Вас, офицера Красной Армии, арестовали на седьмой день войны — 28 июня 1941 года. Этот факт не может не настораживать. Уже кончилась волна репрессий в армии. Служили вы в Закавказье, за тысячи километров от фронта. Допускаю, в обстановке трагических дней конца июня, когда мы, неся крупные потери, нередко панически отступали, возможны были ошибки при решении вопроса об аресте и предании суду военного трибунала. Вас же судили через два месяца после ареста — и не во фронтовой обстановке, а в глубоком тылу, судили за антисоветскую агитацию.
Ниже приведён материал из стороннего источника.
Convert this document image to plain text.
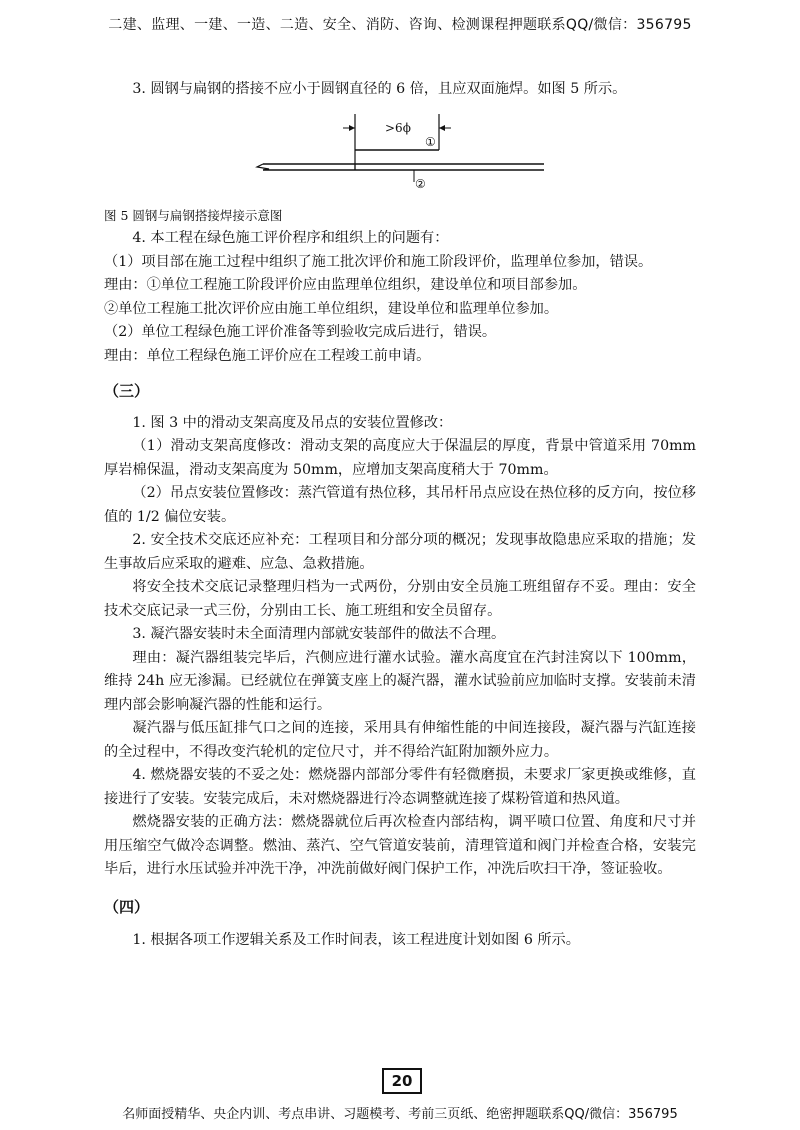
二建、监理、一建、一造、二造、安全、消防、咨询、检测课程押题联系QQ/微信：356795

3. 圆钢与扁钢的搭接不应小于圆钢直径的 6 倍，且应双面施焊。如图 5 所示。

>6ϕ
①
②

图 5 圆钢与扁钢搭接焊接示意图

4. 本工程在绿色施工评价程序和组织上的问题有：

（1）项目部在施工过程中组织了施工批次评价和施工阶段评价，监理单位参加，错误。

理由：①单位工程施工阶段评价应由监理单位组织，建设单位和项目部参加。

②单位工程施工批次评价应由施工单位组织，建设单位和监理单位参加。

（2）单位工程绿色施工评价准备等到验收完成后进行，错误。

理由：单位工程绿色施工评价应在工程竣工前申请。

（三）

1. 图 3 中的滑动支架高度及吊点的安装位置修改：

（1）滑动支架高度修改：滑动支架的高度应大于保温层的厚度，背景中管道采用 70mm 厚岩棉保温，滑动支架高度为 50mm，应增加支架高度稍大于 70mm。

（2）吊点安装位置修改：蒸汽管道有热位移，其吊杆吊点应设在热位移的反方向，按位移值的 1/2 偏位安装。

2. 安全技术交底还应补充：工程项目和分部分项的概况；发现事故隐患应采取的措施；发生事故后应采取的避难、应急、急救措施。

将安全技术交底记录整理归档为一式两份，分别由安全员施工班组留存不妥。理由：安全技术交底记录一式三份，分别由工长、施工班组和安全员留存。

3. 凝汽器安装时未全面清理内部就安装部件的做法不合理。

理由：凝汽器组装完毕后，汽侧应进行灌水试验。灌水高度宜在汽封洼窝以下 100mm，维持 24h 应无渗漏。已经就位在弹簧支座上的凝汽器，灌水试验前应加临时支撑。安装前未清理内部会影响凝汽器的性能和运行。

凝汽器与低压缸排气口之间的连接，采用具有伸缩性能的中间连接段，凝汽器与汽缸连接的全过程中，不得改变汽轮机的定位尺寸，并不得给汽缸附加额外应力。

4. 燃烧器安装的不妥之处：燃烧器内部部分零件有轻微磨损，未要求厂家更换或维修，直接进行了安装。安装完成后，未对燃烧器进行冷态调整就连接了煤粉管道和热风道。

燃烧器安装的正确方法：燃烧器就位后再次检查内部结构，调平喷口位置、角度和尺寸并用压缩空气做冷态调整。燃油、蒸汽、空气管道安装前，清理管道和阀门并检查合格，安装完毕后，进行水压试验并冲洗干净，冲洗前做好阀门保护工作，冲洗后吹扫干净，签证验收。

（四）

1. 根据各项工作逻辑关系及工作时间表，该工程进度计划如图 6 所示。

20
名师面授精华、央企内训、考点串讲、习题模考、考前三页纸、绝密押题联系QQ/微信：356795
Здесь должен вам сообщить, что я работал не только следователем и прокурором, но и адвокатом. Говорю это к тому, что ваше дело оцениваю не только с обвинительных позиций, но и с позиций защиты, так что упрекнуть меня в необъективности вы не можете. Как вы знаете, главная волна «хрущевских» реабилитаций прошла во второй половине 50-х — начале 60-х годов. Вас же реабилитировали лишь в 1965 году, через 18 лет после освобождения из мест лишения свободы. Очень долго не решался вопрос о вашей реабилитации, видимо, возвращались к нему не один раз.